Further, other economic factors, e.g., whether the father can assist the child without undue hardship, the child's needs, and the actual college expenses, are appropriate for consideration. See Thrasher v. Wilburn,
In the case sub judice, the father testified that his annual income is $31,200, and that his 9-year-old son from his present marriage lives with him. The father expressed his willingness to financially assist with his daughter's college education, and he testified that he desired to participate in her decisions concerning college. The father admitted, however, that he conditioned his financial support on the daughter's living with him, instead of her stepfather. Although not expressly determined by the trial court, the evidence regarding the father's financial resources could support a finding that he could not assist in paying his daughter's college education expenses without suffering undue hardship.
The trial court also considered other economic information, specifically, the daughter's financial resources, which included the benefits she receives because of her mother's death, a savings account established earlier for her college expenses, and her maternal grandparents' and her stepfather's indicated willingness and desire to financially assist her in college.
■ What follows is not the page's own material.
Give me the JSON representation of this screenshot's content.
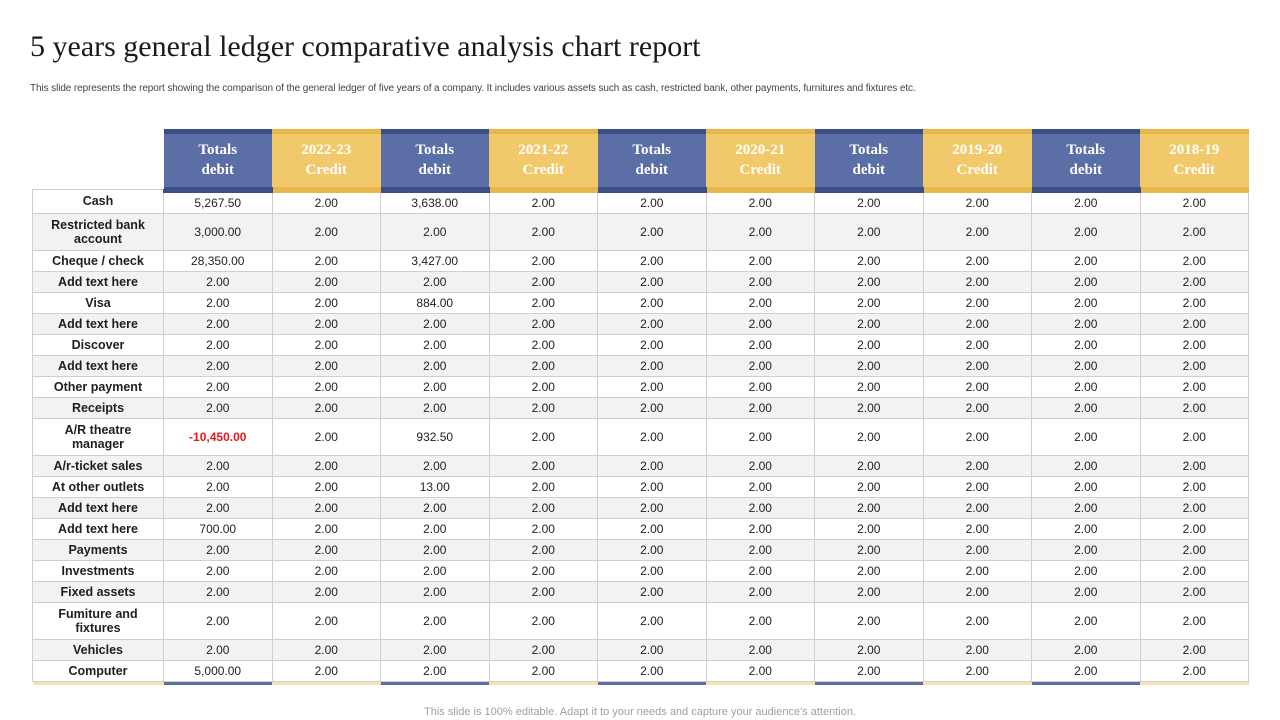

The trial court may have also considered the daughter's willingness and expectation to contribute toward her college expenses, and her stated plans to work while in college.
Another factor to consider is the daughter's commitment to and aptitude for a college education. Bayliss, supra. The daughter intends to become a registered nurse and then pursue further education to become a nurse anesthetist. She has excelled in high school, and her aptitude is unquestionable. Her high school guidance counselor testified that the daughter is capable of obtaining a college education.
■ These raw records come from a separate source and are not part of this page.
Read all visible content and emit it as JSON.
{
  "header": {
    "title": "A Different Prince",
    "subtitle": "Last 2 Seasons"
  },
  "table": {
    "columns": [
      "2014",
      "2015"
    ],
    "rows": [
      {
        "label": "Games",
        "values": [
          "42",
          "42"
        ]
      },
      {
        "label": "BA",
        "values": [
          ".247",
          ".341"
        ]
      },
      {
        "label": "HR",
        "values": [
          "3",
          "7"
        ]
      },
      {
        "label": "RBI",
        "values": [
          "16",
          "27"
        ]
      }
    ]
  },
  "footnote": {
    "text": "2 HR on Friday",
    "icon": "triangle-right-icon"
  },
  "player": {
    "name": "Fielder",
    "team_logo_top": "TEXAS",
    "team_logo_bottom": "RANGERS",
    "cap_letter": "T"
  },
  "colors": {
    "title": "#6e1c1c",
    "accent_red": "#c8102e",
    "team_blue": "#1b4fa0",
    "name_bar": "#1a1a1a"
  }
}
The trial court may have properly considered the daughter's relationship with her father and her willingness to consider his counsel. Bayliss, supra. The record reflects that the daughter and the father have a strained relationship. The most significant dispute is that the daughter continues to live with her stepfather despite her father's wishes that she live with him. Evidence regarding the strained relationship between the father and the daughter disclosed that both the father and the daughter may have contributed to that poor relationship. This factor alone, however, is insufficient to prevent the daughter from receiving assistance in going to college. See Thrasher,supra.
This court has recently reversed a trial court's award of college support for an emancipated minor. See B.A. E.A. v.State Department of Human Resources,
The trial court's order did not specify what evidence it relied upon to deny the daughter's petition for post-minority support for college expenses. Given the many appropriate factors the court would have considered, we conclude that the record contains evidence supporting that denial, and we find no abuse of discretion. Accordingly, that portion of the trial court's judgment is due to be affirmed.
The result of this decision may seem harsh at first blush. It is important to note the unique facts in this situation and the nascent law developing in the area of post-minority support for college expenses. The trial and appellate courts of this state struggle on a case-by-case basis in these cases. Although the father here is not ordered by any court to financially assist his daughter in her efforts to obtain a higher education, there is nothing prohibiting him from doing so. We encourage the parties to reconcile their differences to the extent that the father may be supportive of his daughter in her educational pursuits. Furthermore, it also appears that although the daughter's petition has been denied at this time, she may not be precluded from having it reconsidered in the future, based upon changed circumstances, should the trial court expressly reserve jurisdiction on remand. See Stein v. Stein,
The daughter's request for an attorney fee is denied.
AFFIRMED IN PART, REVERSED IN PART, AND REMANDED WITH INSTRUCTIONS.
ROBERTSON, P.J., and YATES, J., concur.